Le Chapelier est mort depuis des siècles, mais son
approche est toujours d’actualité. Attali rappelait dans son
rapport de 2008 combien il était important d’ouvrir les
professions réglementées pour libérer la croissance
française. Avant lui, d’autres personnes tout aussi
éminentes avaient mis le doigt sur cette caractéristique
française : le rapport Rueff-Armand de 1960, celui de Cahuc-Kramarz en 2004, ou encore de Michel Camdessus en
2005.
Prenons un
exemple qui fait l’actualité en ce moment, à savoir celui
des taxis sur lequel nombre de politiques ont achoppé. Le
marché des taxis se caractérise principalement par un numerus
clausus qui a organisé en quelque sorte l’inefficacité de
la profession et suscite nombre de mécontentements de la part des
consommateurs. En effet, ce numerus clausus empêche la profession
d’évoluer alors que la demande existe et a conduit à un
ticket d’entrée pour devenir taxi particulièrement
onéreux, en moyenne 130 000 euros pour avoir une plaque et le
droit d’exercer ce métier en indépendant.
Avec
l’apparition des smartphones, de la
géolocalisation et du paiement en ligne, des entrepreneurs se sont
engouffrés dans une brèche crée en 2009 en offrant des
voitures de tourisme avec chauffeur (VTC) qui marchent aujourd’hui sur
les plates bandes des taxis actuels puisque leur
prix est maintenant proche de celui des taxis et leur capacité
à répondre à la demande plus rapide.
Le lobby des taxis n’a pas tardé à se
manifester par des grèves et des revendications supplémentaires
pour protéger leur profession.
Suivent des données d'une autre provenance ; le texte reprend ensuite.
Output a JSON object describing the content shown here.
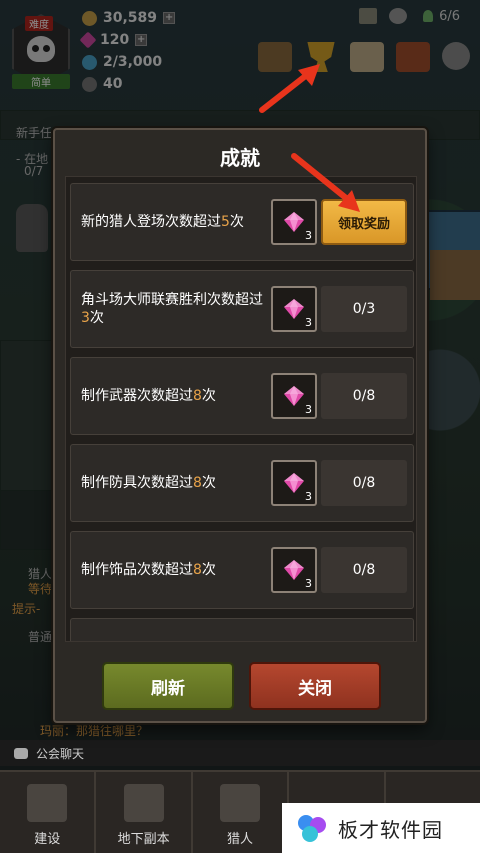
{
  "hud": {
    "difficulty_label": "难度",
    "difficulty_value": "简单",
    "gold": "30,589",
    "gems": "120",
    "essence": "2/3,000",
    "souls": "40",
    "hunters_count": "6/6"
  },
  "side": {
    "quest_title": "新手任",
    "quest_line": "- 在地",
    "quest_progress": "0/7",
    "hint_text": "提示-",
    "hunter_waiting": "猎人",
    "hunter_waiting2": "等待",
    "chat_tab": "普通",
    "chat_line": "玛丽：那猎往哪里？"
  },
  "chat_bar": {
    "label": "公会聊天"
  },
  "bottom_nav": [
    {
      "label": "建设"
    },
    {
      "label": "地下副本"
    },
    {
      "label": "猎人"
    },
    {
      "label": ""
    },
    {
      "label": ""
    }
  ],
  "watermark": {
    "text": "板才软件园"
  },
  "modal": {
    "title": "成就",
    "refresh_label": "刷新",
    "close_label": "关闭",
    "achievements": [
      {
        "desc_pre": "新的猎人登场次数超过",
        "desc_num": "5",
        "desc_post": "次",
        "reward_qty": "3",
        "claimable": true,
        "claim_label": "领取奖励",
        "progress": ""
      },
      {
        "desc_pre": "角斗场大师联赛胜利次数超过",
        "desc_num": "3",
        "desc_post": "次",
        "reward_qty": "3",
        "claimable": false,
        "claim_label": "",
        "progress": "0/3"
      },
      {
        "desc_pre": "制作武器次数超过",
        "desc_num": "8",
        "desc_post": "次",
        "reward_qty": "3",
        "claimable": false,
        "claim_label": "",
        "progress": "0/8"
      },
      {
        "desc_pre": "制作防具次数超过",
        "desc_num": "8",
        "desc_post": "次",
        "reward_qty": "3",
        "claimable": false,
        "claim_label": "",
        "progress": "0/8"
      },
      {
        "desc_pre": "制作饰品次数超过",
        "desc_num": "8",
        "desc_post": "次",
        "reward_qty": "3",
        "claimable": false,
        "claim_label": "",
        "progress": "0/8"
      }
    ]
  },
  "colors": {
    "highlight": "#e8a34a",
    "claim": "#f2b946",
    "refresh": "#77892d",
    "close": "#b5472f",
    "gem": "#e04aa8",
    "arrow": "#e8341c"
  }
}
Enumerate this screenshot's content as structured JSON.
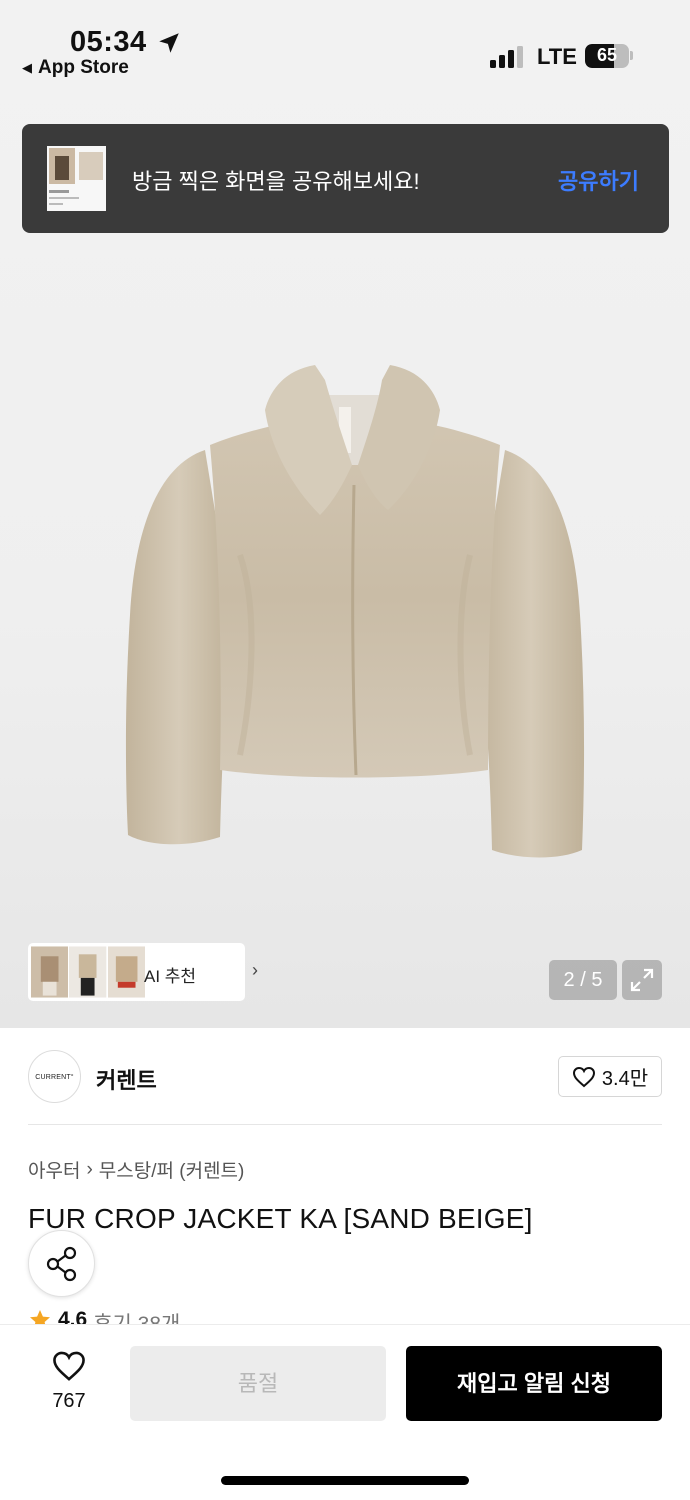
{
  "status_bar": {
    "time": "05:34",
    "back_app": "App Store",
    "network": "LTE",
    "battery": "65",
    "battery_level": 0.65
  },
  "toast": {
    "message": "방금 찍은 화면을 공유해보세요!",
    "action": "공유하기"
  },
  "gallery": {
    "ai_label": "AI 추천",
    "page_current": "2",
    "page_total": "5",
    "page_indicator": "2 / 5"
  },
  "brand": {
    "logo_text": "CURRENT°",
    "name": "커렌트",
    "likes": "3.4만"
  },
  "breadcrumb": {
    "category": "아우터",
    "separator": "›",
    "subcategory": "무스탕/퍼 (커렌트)"
  },
  "product": {
    "title": "FUR CROP JACKET KA [SAND BEIGE]",
    "rating": "4.6",
    "reviews": "후기 38개"
  },
  "bottom_bar": {
    "wish_count": "767",
    "soldout_label": "품절",
    "restock_label": "재입고 알림 신청"
  },
  "colors": {
    "toast_bg": "#3a3a3a",
    "toast_action": "#3c7cff",
    "primary_button": "#000000",
    "disabled_button": "#ececec",
    "star": "#f5a623"
  },
  "icons": {
    "location": "location-arrow-icon",
    "signal": "cellular-signal-icon",
    "heart": "heart-icon",
    "share": "share-icon",
    "expand": "expand-icon",
    "star": "star-icon",
    "chevron": "chevron-right-icon"
  }
}
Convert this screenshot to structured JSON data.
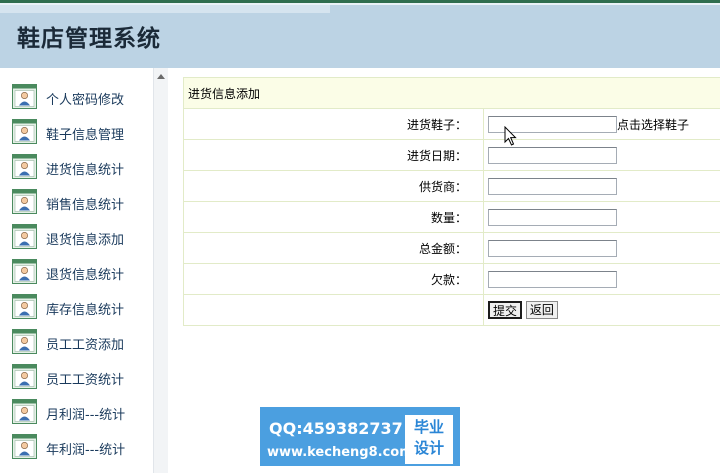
{
  "header": {
    "title": "鞋店管理系统"
  },
  "sidebar": {
    "items": [
      {
        "label": "个人密码修改"
      },
      {
        "label": "鞋子信息管理"
      },
      {
        "label": "进货信息统计"
      },
      {
        "label": "销售信息统计"
      },
      {
        "label": "退货信息添加"
      },
      {
        "label": "退货信息统计"
      },
      {
        "label": "库存信息统计"
      },
      {
        "label": "员工工资添加"
      },
      {
        "label": "员工工资统计"
      },
      {
        "label": "月利润---统计"
      },
      {
        "label": "年利润---统计"
      }
    ]
  },
  "form": {
    "title": "进货信息添加",
    "fields": [
      {
        "label": "进货鞋子：",
        "value": ""
      },
      {
        "label": "进货日期：",
        "value": ""
      },
      {
        "label": "供货商：",
        "value": ""
      },
      {
        "label": "数量：",
        "value": ""
      },
      {
        "label": "总金额：",
        "value": ""
      },
      {
        "label": "欠款：",
        "value": ""
      }
    ],
    "select_shoe_hint": "点击选择鞋子",
    "submit_label": "提交",
    "back_label": "返回"
  },
  "watermark": {
    "qq": "QQ:459382737",
    "url": "www.kecheng8.com",
    "badge_line1": "毕业",
    "badge_line2": "设计"
  }
}
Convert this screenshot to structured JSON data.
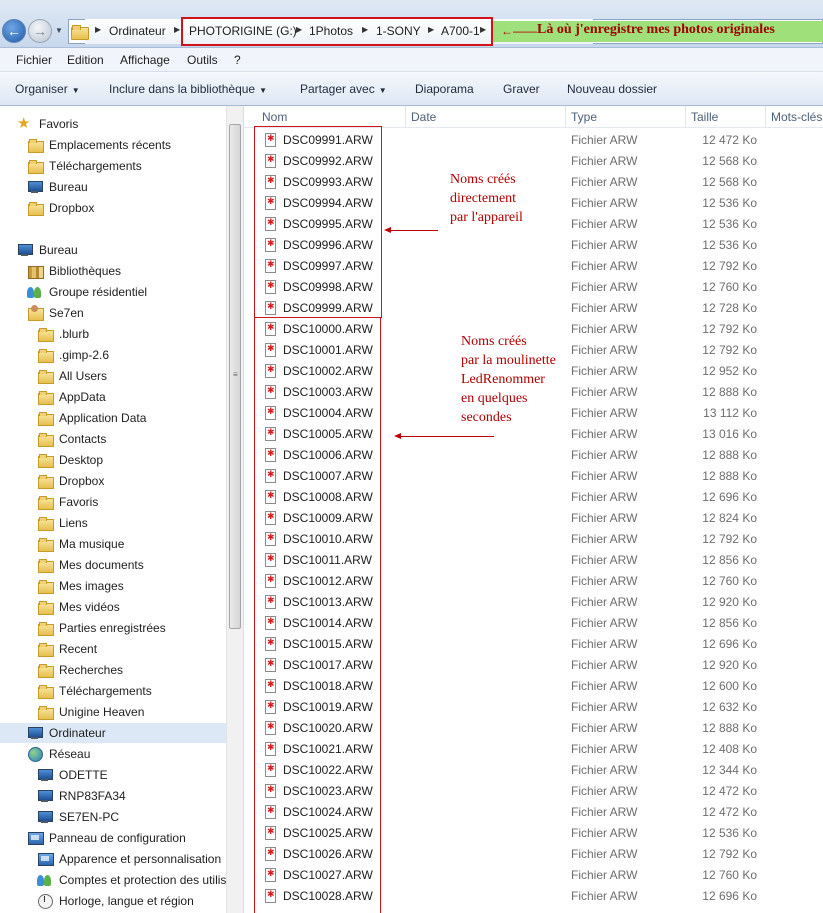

Ils viennent d’obtenir un
délai de 15 minutes entre la commande passée et le début
de la course, à savoir que maintenant même si on obtient un
véhicule en 7 minutes, il faudra encore attendre à
l’intérieur 8 autres minutes pour démarrer. Autant dire
que cela ferait perdre du temps à tous et réduit dramatiquement
l’intérêt de la concurrence. C’est un peu comme si
l’on demandait aux fournisseurs d’accès internet de
ralentir le débit pour éviter de concurrencer la poste, dont
les délais d’acheminement du courrier sont nécessairement
plus longs.
Déréglementer
un certain nombre de professions serait susceptible de faire profiter des
marchés entiers protégés de la concurrence, de
l’innovation, des gains de productivité et donc in fine
d’une meilleure allocation des ressources humaines, notamment quand on
sait que certaines professions seraient particulièrement accessibles
à des individus peut être pas
très qualifiés mais dynamiques, fiables et motivés.
Pierre
Cahuc rappelle les effets positifs de la
déréglementation de cette profession en Irlande. Entre novembre
2000 et mars 2003, le nombre de taxis en Irlande a augmenté de 150%. A
Dublin, le nombre de taxis par habitant avait plus que doublé en
quelques années passant de 1 taxi pour 186 habitants à 1 taxi
pour 72 habitants. Il n’y a donc plus qu’à espérer
que nous n’aurons pas besoin d’une révolution pour mettre
en place une loi qui l’était effectivement.